Do eksplozji doszło około godziny 16:00 w mieszkaniu na pierwszym piętrze bloku przy skwerze Heleny Modrzejewskiej 2B w dzielnicy Stroszek. Jak informują strażacy, wpierw nastąpił wybuch, a następnie zapaliło się wyposażenie lokalu. Dzięki szybkiej interwencji udało się dość szybko ugasić pożar, lecz niestety znaleziono w nim ciała dwóch osób.

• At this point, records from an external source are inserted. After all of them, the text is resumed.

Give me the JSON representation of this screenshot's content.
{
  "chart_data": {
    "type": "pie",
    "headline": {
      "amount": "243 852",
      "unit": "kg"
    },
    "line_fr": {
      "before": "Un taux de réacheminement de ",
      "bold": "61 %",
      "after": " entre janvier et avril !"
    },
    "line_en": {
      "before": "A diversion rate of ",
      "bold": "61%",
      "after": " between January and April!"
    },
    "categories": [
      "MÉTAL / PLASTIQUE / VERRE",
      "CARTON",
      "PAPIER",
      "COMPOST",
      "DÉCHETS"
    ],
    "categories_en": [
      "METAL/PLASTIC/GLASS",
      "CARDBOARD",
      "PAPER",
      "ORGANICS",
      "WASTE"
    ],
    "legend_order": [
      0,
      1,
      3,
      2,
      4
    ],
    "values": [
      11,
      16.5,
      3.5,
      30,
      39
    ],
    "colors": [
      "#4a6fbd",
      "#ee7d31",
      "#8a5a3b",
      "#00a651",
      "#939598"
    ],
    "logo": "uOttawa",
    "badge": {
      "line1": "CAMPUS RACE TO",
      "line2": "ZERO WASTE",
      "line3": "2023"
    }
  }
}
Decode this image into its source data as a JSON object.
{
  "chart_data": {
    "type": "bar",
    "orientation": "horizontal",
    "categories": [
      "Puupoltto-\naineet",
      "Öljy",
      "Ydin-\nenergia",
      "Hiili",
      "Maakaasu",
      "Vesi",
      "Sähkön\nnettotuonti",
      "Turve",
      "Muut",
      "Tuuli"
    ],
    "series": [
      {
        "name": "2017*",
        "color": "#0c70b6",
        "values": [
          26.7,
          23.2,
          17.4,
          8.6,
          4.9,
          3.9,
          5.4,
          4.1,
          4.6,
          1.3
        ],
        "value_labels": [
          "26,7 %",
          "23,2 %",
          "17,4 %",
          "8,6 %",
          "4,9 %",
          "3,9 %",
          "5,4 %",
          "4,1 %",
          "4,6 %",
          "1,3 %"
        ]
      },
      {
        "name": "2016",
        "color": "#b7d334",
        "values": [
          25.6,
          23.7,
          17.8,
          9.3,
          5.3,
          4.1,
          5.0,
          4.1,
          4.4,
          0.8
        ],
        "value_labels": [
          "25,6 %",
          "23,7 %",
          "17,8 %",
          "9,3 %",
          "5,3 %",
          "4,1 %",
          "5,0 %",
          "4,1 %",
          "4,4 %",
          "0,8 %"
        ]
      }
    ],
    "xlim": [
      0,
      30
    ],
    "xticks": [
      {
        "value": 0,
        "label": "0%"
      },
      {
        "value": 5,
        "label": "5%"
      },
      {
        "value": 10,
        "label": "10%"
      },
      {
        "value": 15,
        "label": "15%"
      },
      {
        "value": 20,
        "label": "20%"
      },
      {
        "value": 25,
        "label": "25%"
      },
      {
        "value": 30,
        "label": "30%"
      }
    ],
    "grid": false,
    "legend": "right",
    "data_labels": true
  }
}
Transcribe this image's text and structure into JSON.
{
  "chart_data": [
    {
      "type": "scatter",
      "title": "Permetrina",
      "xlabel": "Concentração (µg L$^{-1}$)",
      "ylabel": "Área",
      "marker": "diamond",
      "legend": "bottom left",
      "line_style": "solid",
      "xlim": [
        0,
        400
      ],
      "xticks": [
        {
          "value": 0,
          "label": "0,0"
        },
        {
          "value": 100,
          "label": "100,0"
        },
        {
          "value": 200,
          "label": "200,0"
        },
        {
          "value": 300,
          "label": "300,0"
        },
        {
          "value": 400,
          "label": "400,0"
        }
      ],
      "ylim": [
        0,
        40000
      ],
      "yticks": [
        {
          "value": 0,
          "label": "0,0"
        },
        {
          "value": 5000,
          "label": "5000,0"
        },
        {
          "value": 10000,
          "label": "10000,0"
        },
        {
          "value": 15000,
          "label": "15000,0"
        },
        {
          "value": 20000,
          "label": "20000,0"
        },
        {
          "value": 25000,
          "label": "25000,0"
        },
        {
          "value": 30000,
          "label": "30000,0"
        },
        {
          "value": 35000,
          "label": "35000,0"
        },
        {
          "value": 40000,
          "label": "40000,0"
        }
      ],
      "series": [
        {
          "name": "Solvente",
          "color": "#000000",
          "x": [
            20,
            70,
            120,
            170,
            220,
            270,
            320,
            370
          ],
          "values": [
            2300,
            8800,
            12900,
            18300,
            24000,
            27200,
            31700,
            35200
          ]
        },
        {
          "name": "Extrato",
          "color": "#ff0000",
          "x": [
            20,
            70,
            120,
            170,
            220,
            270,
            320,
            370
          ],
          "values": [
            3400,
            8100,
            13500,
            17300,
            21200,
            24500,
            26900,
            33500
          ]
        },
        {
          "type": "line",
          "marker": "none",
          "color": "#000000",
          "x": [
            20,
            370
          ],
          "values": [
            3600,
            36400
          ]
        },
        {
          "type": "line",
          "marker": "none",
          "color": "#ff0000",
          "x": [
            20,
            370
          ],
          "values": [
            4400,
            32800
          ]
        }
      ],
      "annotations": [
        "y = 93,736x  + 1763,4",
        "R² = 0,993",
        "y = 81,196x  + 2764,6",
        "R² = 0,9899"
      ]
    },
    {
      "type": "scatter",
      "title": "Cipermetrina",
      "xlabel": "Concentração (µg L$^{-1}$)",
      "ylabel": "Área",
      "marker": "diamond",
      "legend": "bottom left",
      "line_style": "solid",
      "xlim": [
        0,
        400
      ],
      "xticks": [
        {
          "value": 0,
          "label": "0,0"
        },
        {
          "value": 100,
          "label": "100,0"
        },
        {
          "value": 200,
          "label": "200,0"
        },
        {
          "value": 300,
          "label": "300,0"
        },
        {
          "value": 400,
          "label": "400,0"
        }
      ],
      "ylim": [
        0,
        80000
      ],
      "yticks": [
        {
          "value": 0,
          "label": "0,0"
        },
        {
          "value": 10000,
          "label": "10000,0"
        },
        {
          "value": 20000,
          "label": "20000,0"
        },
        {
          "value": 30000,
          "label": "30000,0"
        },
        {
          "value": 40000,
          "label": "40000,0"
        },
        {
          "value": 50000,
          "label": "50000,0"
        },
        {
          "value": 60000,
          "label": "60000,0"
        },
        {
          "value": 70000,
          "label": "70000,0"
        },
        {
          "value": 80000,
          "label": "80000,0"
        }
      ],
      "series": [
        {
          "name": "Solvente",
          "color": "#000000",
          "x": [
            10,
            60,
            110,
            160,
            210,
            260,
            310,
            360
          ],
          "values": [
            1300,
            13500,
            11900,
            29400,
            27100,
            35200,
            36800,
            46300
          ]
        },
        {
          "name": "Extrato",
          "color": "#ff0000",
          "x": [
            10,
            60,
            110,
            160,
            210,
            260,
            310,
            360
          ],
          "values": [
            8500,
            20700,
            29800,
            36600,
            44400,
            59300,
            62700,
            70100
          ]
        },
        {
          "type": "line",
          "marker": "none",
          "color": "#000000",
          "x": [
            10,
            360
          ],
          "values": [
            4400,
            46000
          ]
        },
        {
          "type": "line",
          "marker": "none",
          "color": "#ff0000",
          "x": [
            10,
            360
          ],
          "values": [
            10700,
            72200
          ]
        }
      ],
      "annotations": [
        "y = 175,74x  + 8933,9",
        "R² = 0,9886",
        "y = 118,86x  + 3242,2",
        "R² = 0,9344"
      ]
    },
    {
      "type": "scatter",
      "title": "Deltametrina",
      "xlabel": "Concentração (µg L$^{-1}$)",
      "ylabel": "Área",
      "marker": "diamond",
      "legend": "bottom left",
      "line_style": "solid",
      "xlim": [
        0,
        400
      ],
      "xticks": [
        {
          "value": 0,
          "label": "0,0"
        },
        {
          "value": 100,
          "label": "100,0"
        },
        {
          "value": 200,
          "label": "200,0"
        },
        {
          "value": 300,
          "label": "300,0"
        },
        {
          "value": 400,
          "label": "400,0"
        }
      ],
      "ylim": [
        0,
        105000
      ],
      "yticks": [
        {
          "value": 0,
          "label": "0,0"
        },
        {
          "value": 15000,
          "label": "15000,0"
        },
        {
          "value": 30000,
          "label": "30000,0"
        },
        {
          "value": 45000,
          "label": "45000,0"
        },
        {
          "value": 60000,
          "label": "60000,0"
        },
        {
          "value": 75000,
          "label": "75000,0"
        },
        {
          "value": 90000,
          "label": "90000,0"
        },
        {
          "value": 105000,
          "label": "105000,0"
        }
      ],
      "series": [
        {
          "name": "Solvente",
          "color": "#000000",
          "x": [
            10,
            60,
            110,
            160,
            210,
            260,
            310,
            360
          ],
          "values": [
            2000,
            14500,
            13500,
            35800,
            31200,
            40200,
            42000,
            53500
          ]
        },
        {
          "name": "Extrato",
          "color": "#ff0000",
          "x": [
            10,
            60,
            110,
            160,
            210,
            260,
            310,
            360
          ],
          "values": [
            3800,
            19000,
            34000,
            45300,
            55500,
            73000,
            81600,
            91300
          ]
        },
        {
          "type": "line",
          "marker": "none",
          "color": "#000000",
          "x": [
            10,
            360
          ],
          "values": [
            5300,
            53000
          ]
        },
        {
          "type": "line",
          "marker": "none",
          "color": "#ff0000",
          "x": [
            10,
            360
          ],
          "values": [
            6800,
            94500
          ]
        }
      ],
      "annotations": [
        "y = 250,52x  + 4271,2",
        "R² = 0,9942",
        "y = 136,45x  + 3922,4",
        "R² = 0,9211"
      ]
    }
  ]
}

Na miejscu jest Straż Pożarna, Policja, Pogotowie Gazowe, Pogotowie Ratunkowe i Powiatowy Inspektor Nadzoru Budowlanego. Z budynku ewakuowano 13 osób. - W tej klatce, w której było epicentrum wybuchu niestety będą wyłączone wszystkie mieszkania z tego względu, że siła wybuchu, która przeszła przez całą klatkę spowodowała uszkodzenia drzwi wejściowych do każdego lokalu, nawet z piwnicą - informuje Elżbieta Kwiecińska, Powiatowa Inspektor Nadzoru Budowlanego. Osoby, które nie będą mogli wrócić do domów będą miały zapewnione schronienie przez Centrum Interwencji Kryzysowej. Mieszkańcy sąsiedniej klatki będą mogli pozostać w swoich mieszkaniach.
Najbardziej uszkodzone zostało mieszkanie, w którym doszło do eksplozji oraz lokal znajdujący się bezpośrednio nad nim. - Budynek jest w takiej konstrukcji, gdzie wybuch nie spowodował aż takich szkód. Konstrukcja tradycyjna, cegła, także w tym momencie sprawiła się naprawdę bardzo dobrze - powiedziała nam Elżbieta Kwiecińska. Naprawy będzie wymagać dach oraz okna.
Śledczy przystąpią do wyjaśniania okoliczności zdarzenia po zakończeniu czynności przez strażaków. Wtedy też zostanie ustalona tożsamość ofiar. Prawdopodobnie są to ojciec i babcia nastoletniej dziewczyny, która chwilę przed wybuchem wyszła z mieszkania. Mimo iż nie odniosła poważnych obrażeń ratownicy przewieźli ją do szpitala. Dziewczynka jest w szoku i potrzebuje pomocy psychologicznej.